No último episódio da temporada de "Insatiable", a protagonista, Patty, é sequestrada, algemada a um foodtruck e atacada com comida. Sua sequestradora, Stella, tenta encenar a morte iminente de Patty como um suicídio, falando para ela como todos veriam a cena: "Como você não foi capaz de aplacar seus sentimentos comendo, tirou sua própria vida." Patty protesta, choramingando: "Eu não sou mais assim", ao que Stella retruca: "Besteira. Você sempre será a Patty Gordinha."

Isso serve como um alerta para Patty, que declara, em uma voz em off que aparecerá por toda a série: “Era hora de escrever minha própria história. Eu não era uma perdedora quando era gorda e não sou uma perdedora agora.” Ela começa a usar chantilly para lubrificar sua mão e se libertar de suas amarras. A cena é para ser engraçada, inspiradora ou as duas coisas — porque a comida sempre manteve Patty prisioneira e agora a estaria libertando. É uma metáfora, sacou?

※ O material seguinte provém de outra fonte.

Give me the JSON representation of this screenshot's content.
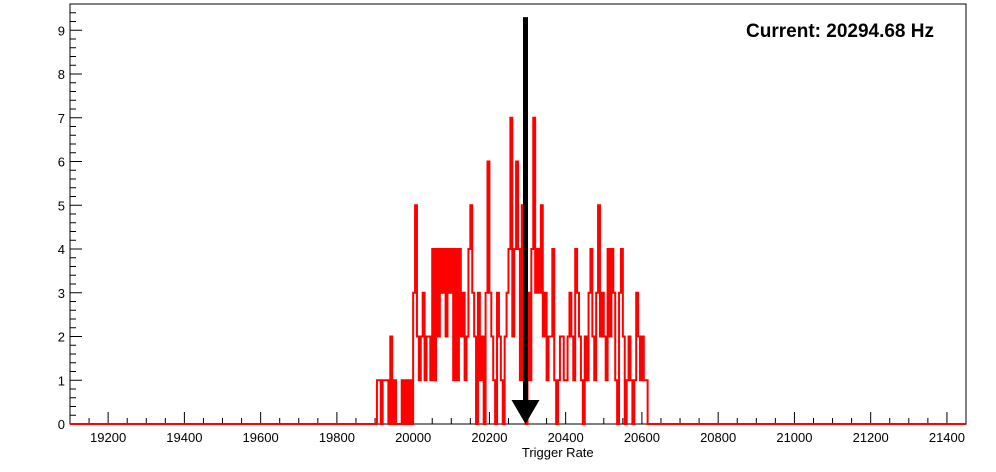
{
  "chart_data": {
    "type": "histogram",
    "title": "",
    "xlabel": "Trigger Rate",
    "ylabel": "",
    "xlim": [
      19100,
      21450
    ],
    "ylim": [
      0,
      9.6
    ],
    "x_ticks": [
      19200,
      19400,
      19600,
      19800,
      20000,
      20200,
      20400,
      20600,
      20800,
      21000,
      21200,
      21400
    ],
    "y_ticks": [
      0,
      1,
      2,
      3,
      4,
      5,
      6,
      7,
      8,
      9
    ],
    "bin_width": 5,
    "series": [
      {
        "color": "#ff0000",
        "bins": [
          [
            19100,
            0
          ],
          [
            19905,
            1
          ],
          [
            19910,
            1
          ],
          [
            19915,
            0
          ],
          [
            19920,
            1
          ],
          [
            19925,
            1
          ],
          [
            19930,
            1
          ],
          [
            19935,
            0
          ],
          [
            19940,
            2
          ],
          [
            19945,
            0
          ],
          [
            19950,
            1
          ],
          [
            19955,
            0
          ],
          [
            19970,
            1
          ],
          [
            19975,
            0
          ],
          [
            19980,
            1
          ],
          [
            19985,
            0
          ],
          [
            19990,
            1
          ],
          [
            19995,
            0
          ],
          [
            20000,
            3
          ],
          [
            20005,
            5
          ],
          [
            20010,
            2
          ],
          [
            20015,
            1
          ],
          [
            20020,
            2
          ],
          [
            20025,
            3
          ],
          [
            20030,
            1
          ],
          [
            20035,
            2
          ],
          [
            20040,
            2
          ],
          [
            20045,
            1
          ],
          [
            20050,
            4
          ],
          [
            20055,
            1
          ],
          [
            20060,
            4
          ],
          [
            20065,
            2
          ],
          [
            20070,
            4
          ],
          [
            20075,
            3
          ],
          [
            20080,
            4
          ],
          [
            20085,
            2
          ],
          [
            20090,
            4
          ],
          [
            20095,
            3
          ],
          [
            20100,
            4
          ],
          [
            20105,
            1
          ],
          [
            20110,
            4
          ],
          [
            20115,
            1
          ],
          [
            20120,
            4
          ],
          [
            20125,
            2
          ],
          [
            20130,
            3
          ],
          [
            20135,
            1
          ],
          [
            20140,
            2
          ],
          [
            20145,
            4
          ],
          [
            20150,
            5
          ],
          [
            20155,
            3
          ],
          [
            20160,
            2
          ],
          [
            20165,
            0
          ],
          [
            20170,
            3
          ],
          [
            20175,
            1
          ],
          [
            20180,
            2
          ],
          [
            20185,
            0
          ],
          [
            20190,
            3
          ],
          [
            20195,
            6
          ],
          [
            20200,
            3
          ],
          [
            20205,
            2
          ],
          [
            20210,
            1
          ],
          [
            20215,
            0
          ],
          [
            20220,
            3
          ],
          [
            20225,
            2
          ],
          [
            20230,
            1
          ],
          [
            20235,
            0
          ],
          [
            20240,
            2
          ],
          [
            20245,
            3
          ],
          [
            20250,
            4
          ],
          [
            20255,
            7
          ],
          [
            20260,
            2
          ],
          [
            20265,
            4
          ],
          [
            20270,
            6
          ],
          [
            20275,
            4
          ],
          [
            20280,
            1
          ],
          [
            20285,
            5
          ],
          [
            20290,
            1
          ],
          [
            20295,
            0
          ],
          [
            20300,
            3
          ],
          [
            20305,
            1
          ],
          [
            20310,
            4
          ],
          [
            20315,
            7
          ],
          [
            20320,
            3
          ],
          [
            20325,
            4
          ],
          [
            20330,
            3
          ],
          [
            20335,
            5
          ],
          [
            20340,
            2
          ],
          [
            20345,
            3
          ],
          [
            20350,
            1
          ],
          [
            20355,
            2
          ],
          [
            20360,
            2
          ],
          [
            20365,
            4
          ],
          [
            20370,
            1
          ],
          [
            20375,
            0
          ],
          [
            20380,
            1
          ],
          [
            20385,
            2
          ],
          [
            20390,
            2
          ],
          [
            20395,
            1
          ],
          [
            20400,
            1
          ],
          [
            20405,
            2
          ],
          [
            20410,
            3
          ],
          [
            20415,
            2
          ],
          [
            20420,
            1
          ],
          [
            20425,
            4
          ],
          [
            20430,
            3
          ],
          [
            20435,
            2
          ],
          [
            20440,
            1
          ],
          [
            20445,
            0
          ],
          [
            20450,
            2
          ],
          [
            20455,
            1
          ],
          [
            20460,
            3
          ],
          [
            20465,
            4
          ],
          [
            20470,
            2
          ],
          [
            20475,
            1
          ],
          [
            20480,
            3
          ],
          [
            20485,
            5
          ],
          [
            20490,
            2
          ],
          [
            20495,
            3
          ],
          [
            20500,
            2
          ],
          [
            20505,
            1
          ],
          [
            20510,
            4
          ],
          [
            20515,
            2
          ],
          [
            20520,
            4
          ],
          [
            20525,
            3
          ],
          [
            20530,
            1
          ],
          [
            20535,
            0
          ],
          [
            20540,
            3
          ],
          [
            20545,
            4
          ],
          [
            20550,
            2
          ],
          [
            20555,
            0
          ],
          [
            20560,
            1
          ],
          [
            20565,
            2
          ],
          [
            20570,
            1
          ],
          [
            20575,
            0
          ],
          [
            20580,
            1
          ],
          [
            20585,
            3
          ],
          [
            20590,
            2
          ],
          [
            20595,
            1
          ],
          [
            20600,
            2
          ],
          [
            20605,
            1
          ],
          [
            20610,
            1
          ],
          [
            20615,
            0
          ]
        ]
      }
    ],
    "marker": {
      "x": 20294.68,
      "color": "#000000",
      "style": "downward-arrow"
    },
    "annotations": [
      {
        "text": "Current: 20294.68 Hz",
        "position": "top-right"
      }
    ],
    "grid": false,
    "legend": "none"
  }
}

No entanto, ao assistir àquele momento, me senti triste. Triste por ter assistido a 12 episódios do novo drama da Netflix esperando por algum momento de triunfo que supostamente reverteria todas as mensagens problemáticas e gordofóbicas que vieram antes. Triste pelo fato de que, em vez disso, eu estava recebendo uma mensagem fraca e descuidada e uma metáfora visual que não desfez nenhum desses danos (e meio que reforçou as mesmas piadas velhas e ultrapassadas sobre o relacionamento tóxico das pessoas gordas com a comida). Triste que estejamos em 2018 e pessoas gordas ainda sejam tratadas como inferiores, como algo monstruoso, como os vilões de suas próprias histórias.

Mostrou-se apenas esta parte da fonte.